La llegada de la primera ola polar del invierno marcó un descenso notable de las temperaturas en distintas regiones de Argentina. El frío extremo, junto a nevadas y vientos intensos dejaron una pregunta en el aire: ¿puede repetirse este frío extremo en lo que queda de la estación?Las estadísticas meteorológicas muestran que estos meses suelen traer varios episodios de frío severo. Los especialistas señalan que aún pueden registrarse nuevas olas polares y que resulta clave conocer cómo se producen y cuáles son los riesgos para la salud y la vida cotidiana.
Según explicó a Infobae el licenciado en Medio Ambiente y pronosticador del Aeropuerto de Córdoba, Marcelo Madelón, es habitual que el invierno argentino registre varias olas polares: “En promedio unas cinco o seis, así que todavía falta para que termine el invierno y seguramente tendremos una nueva ola polar”.El experto señala que, en la región, las olas polares provienen de la Antártida, aunque en ocasiones se entibian al recorrer el océano. Cuando el ingreso de aire frío se da en forma continental, barriendo la Patagonia, las masas de aire se mantienen muy frías y afectan a la mayor parte del país y a naciones vecinas.
Destacó la robustez del archivo del SMN: “La serie de datos del SMN es una de las más largas del mundo”. Este registro permite afirmar con fundamento que la recurrencia de las olas polares no constituye una excepción, sino parte del ciclo anual del invierno en Argentina.
Cómo se forman y cuáles son sus características
El SMN confirmó que la última ola polar se formó por el avance de una masa de aire frío de origen polar desde la Patagonia hacia el centro del país, fenómeno que incluyó lluvias, nevadas y ráfagas de viento intensas. Cindy Fernández, licenciada en Ciencias Atmosféricas y vocera de Meteored, explicó que, aunque la región pampeana se encontraba bajo una masa de aire templada, el ingreso del frente frío, más intenso que los anteriores, generó un brusco descenso de las temperaturas.
Las olas polares se generan cuando una masa de aire muy frío, procedente de las regiones polares o subpolares, se desplaza hacia latitudes más bajas. Este movimiento ocurre porque un sistema de alta presión se fortalece en el sur, lo que empuja el aire frío desde la Patagonia hacia el centro y norte del país. A medida que la masa de aire avanza, suele encontrarse con sistemas de baja presión y vientos que facilitan su ingreso. El resultado es un brusco descenso de la temperatura, acompañado muchas veces por heladas, lluvias, nevadas y ráfagas intensas que modifican las condiciones habituales del clima invernal.

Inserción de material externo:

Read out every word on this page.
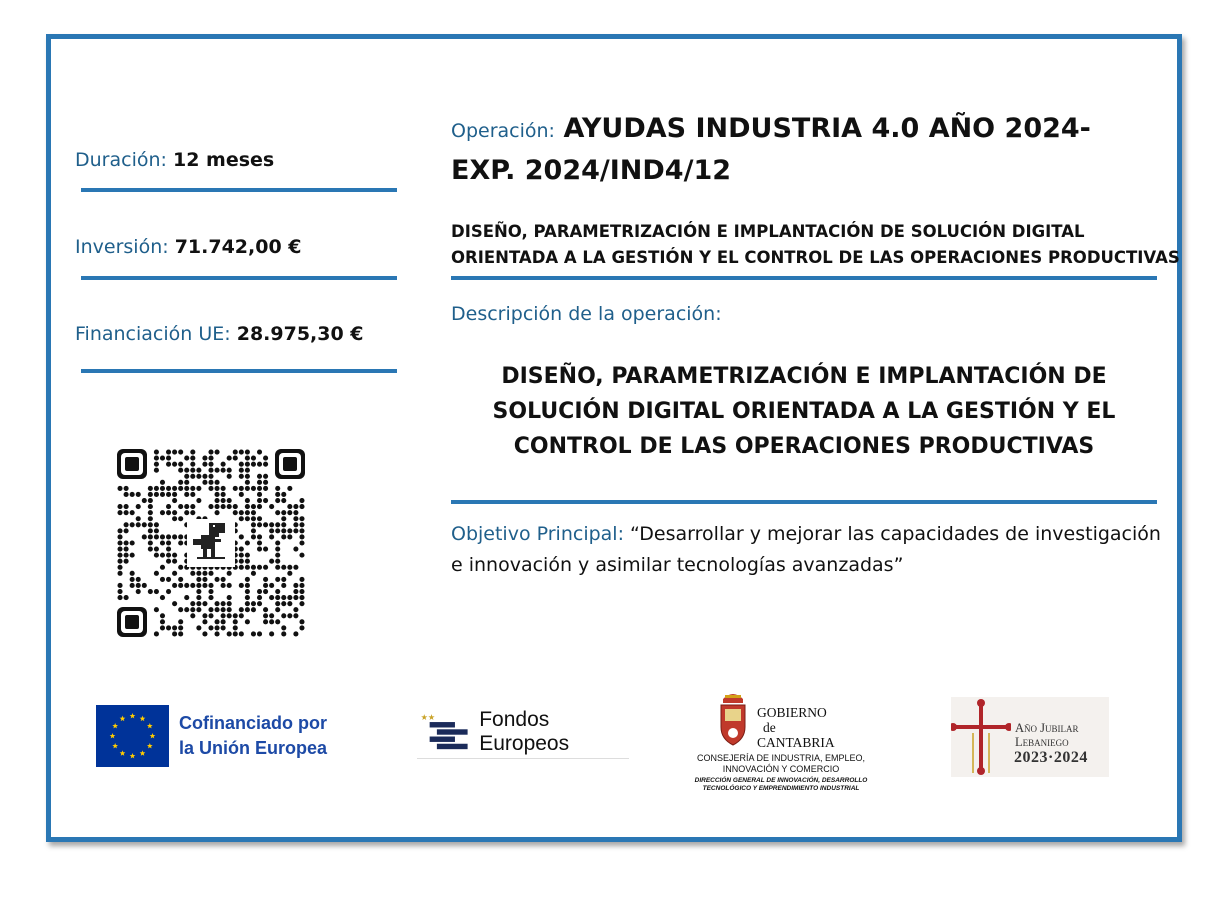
Duración: 12 meses
Inversión: 71.742,00 €
Financiación UE: 28.975,30 €
Operación: AYUDAS INDUSTRIA 4.0 AÑO 2024- EXP. 2024/IND4/12
DISEÑO, PARAMETRIZACIÓN E IMPLANTACIÓN DE SOLUCIÓN DIGITAL ORIENTADA A LA GESTIÓN Y EL CONTROL DE LAS OPERACIONES PRODUCTIVAS
Descripción de la operación:
DISEÑO, PARAMETRIZACIÓN E IMPLANTACIÓN DE SOLUCIÓN DIGITAL ORIENTADA A LA GESTIÓN Y EL CONTROL DE LAS OPERACIONES PRODUCTIVAS
Objetivo Principal: “Desarrollar y mejorar las capacidades de investigación e innovación y asimilar tecnologías avanzadas”
Cofinanciado por
la Unión Europea
★★ Fondos Europeos
GOBIERNO
de
CANTABRIA
CONSEJERÍA DE INDUSTRIA, EMPLEO,
INNOVACIÓN Y COMERCIO
DIRECCIÓN GENERAL DE INNOVACIÓN, DESARROLLO
TECNOLÓGICO Y EMPRENDIMIENTO INDUSTRIAL
Año Jubilar
Lebaniego
2023·2024
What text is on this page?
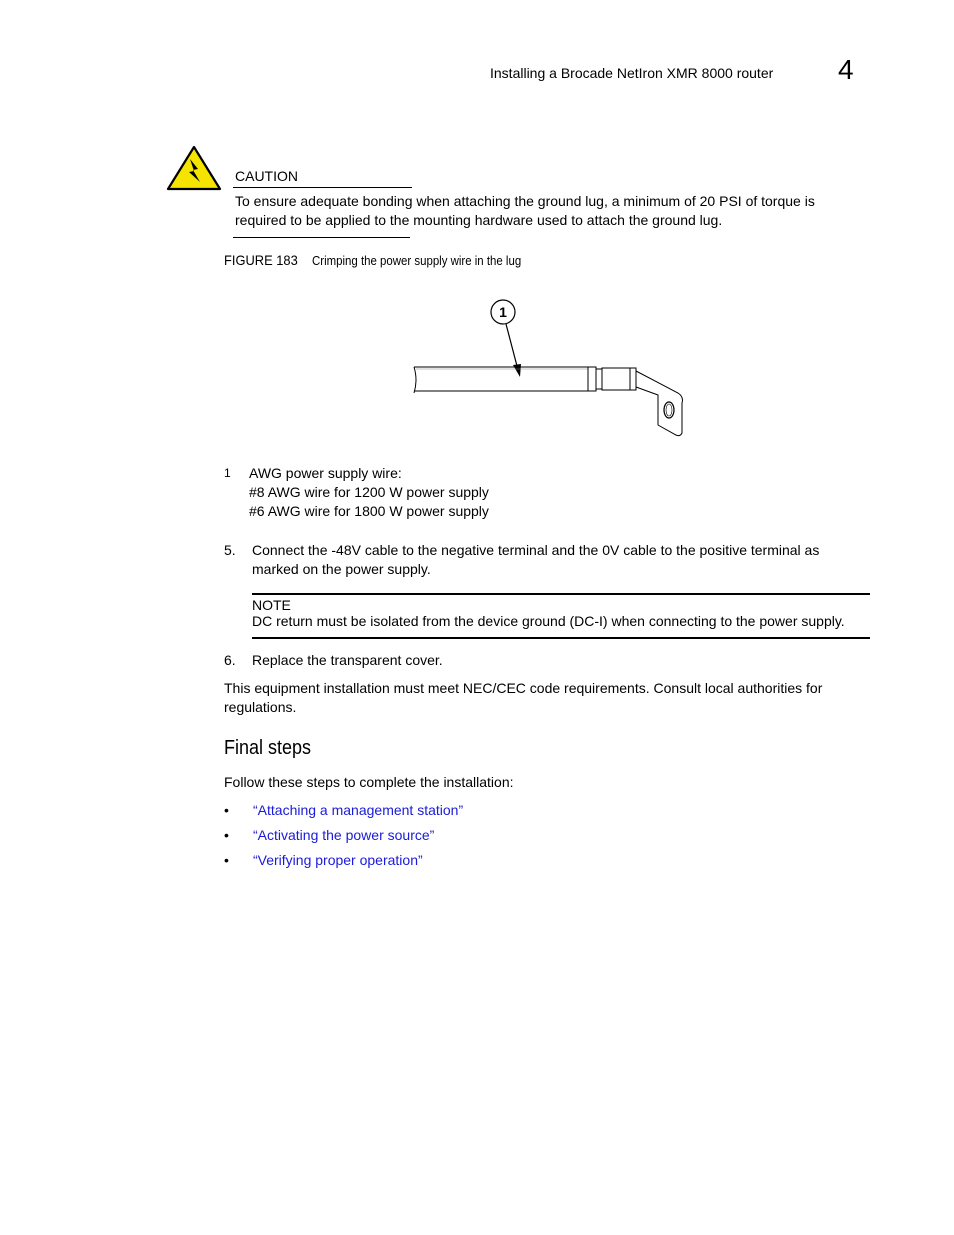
Installing a Brocade NetIron XMR 8000 router 4
CAUTION
To ensure adequate bonding when attaching the ground lug, a minimum of 20 PSI of torque is required to be applied to the mounting hardware used to attach the ground lug.
FIGURE 183 Crimping the power supply wire in the lug
1
1 AWG power supply wire:
#8 AWG wire for 1200 W power supply
#6 AWG wire for 1800 W power supply
5. Connect the -48V cable to the negative terminal and the 0V cable to the positive terminal as marked on the power supply.
NOTE
DC return must be isolated from the device ground (DC-I) when connecting to the power supply.
6. Replace the transparent cover.
This equipment installation must meet NEC/CEC code requirements. Consult local authorities for regulations.
Final steps
Follow these steps to complete the installation:
• “Attaching a management station”
• “Activating the power source”
• “Verifying proper operation”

Durante la última ola polar, las mínimas oscilaron entre -7 y 0 °C en el área metropolitana de Buenos Aires (AMBA) y las máximas no superaron los 10 °C. En la Patagonia, las mínimas alcanzaron valores de hasta -16 °C. El fenómeno avanzó primero sobre provincias del sur, para luego extenderse al centro y norte del país, provocando heladas generalizadas, lluvias y nevadas, especialmente en zonas cordilleranas y rurales.
La definición técnica de ola polar, según el SINAGIR, establece que este fenómeno se produce cuando las temperaturas máximas y mínimas permanecen iguales o por debajo de determinados valores durante al menos tres días seguidos. Esos valores no son iguales para todo el país, sino que se calculan para cada localidad según sus registros históricos de temperatura en la temporada fría, y corresponden a los niveles más bajos que suelen darse entre abril y agosto.Pronósticos y recomendaciones para las próximas olas polares
El pronóstico, según Madelón, no prevé un nuevo ingreso polar significativo en los próximos 10 o 12 días. Sin embargo, el comportamiento cíclico de estos eventos, respaldado por las series estadísticas del SMN, refuerza la expectativa de que el invierno continúe con más episodios de frío extremo.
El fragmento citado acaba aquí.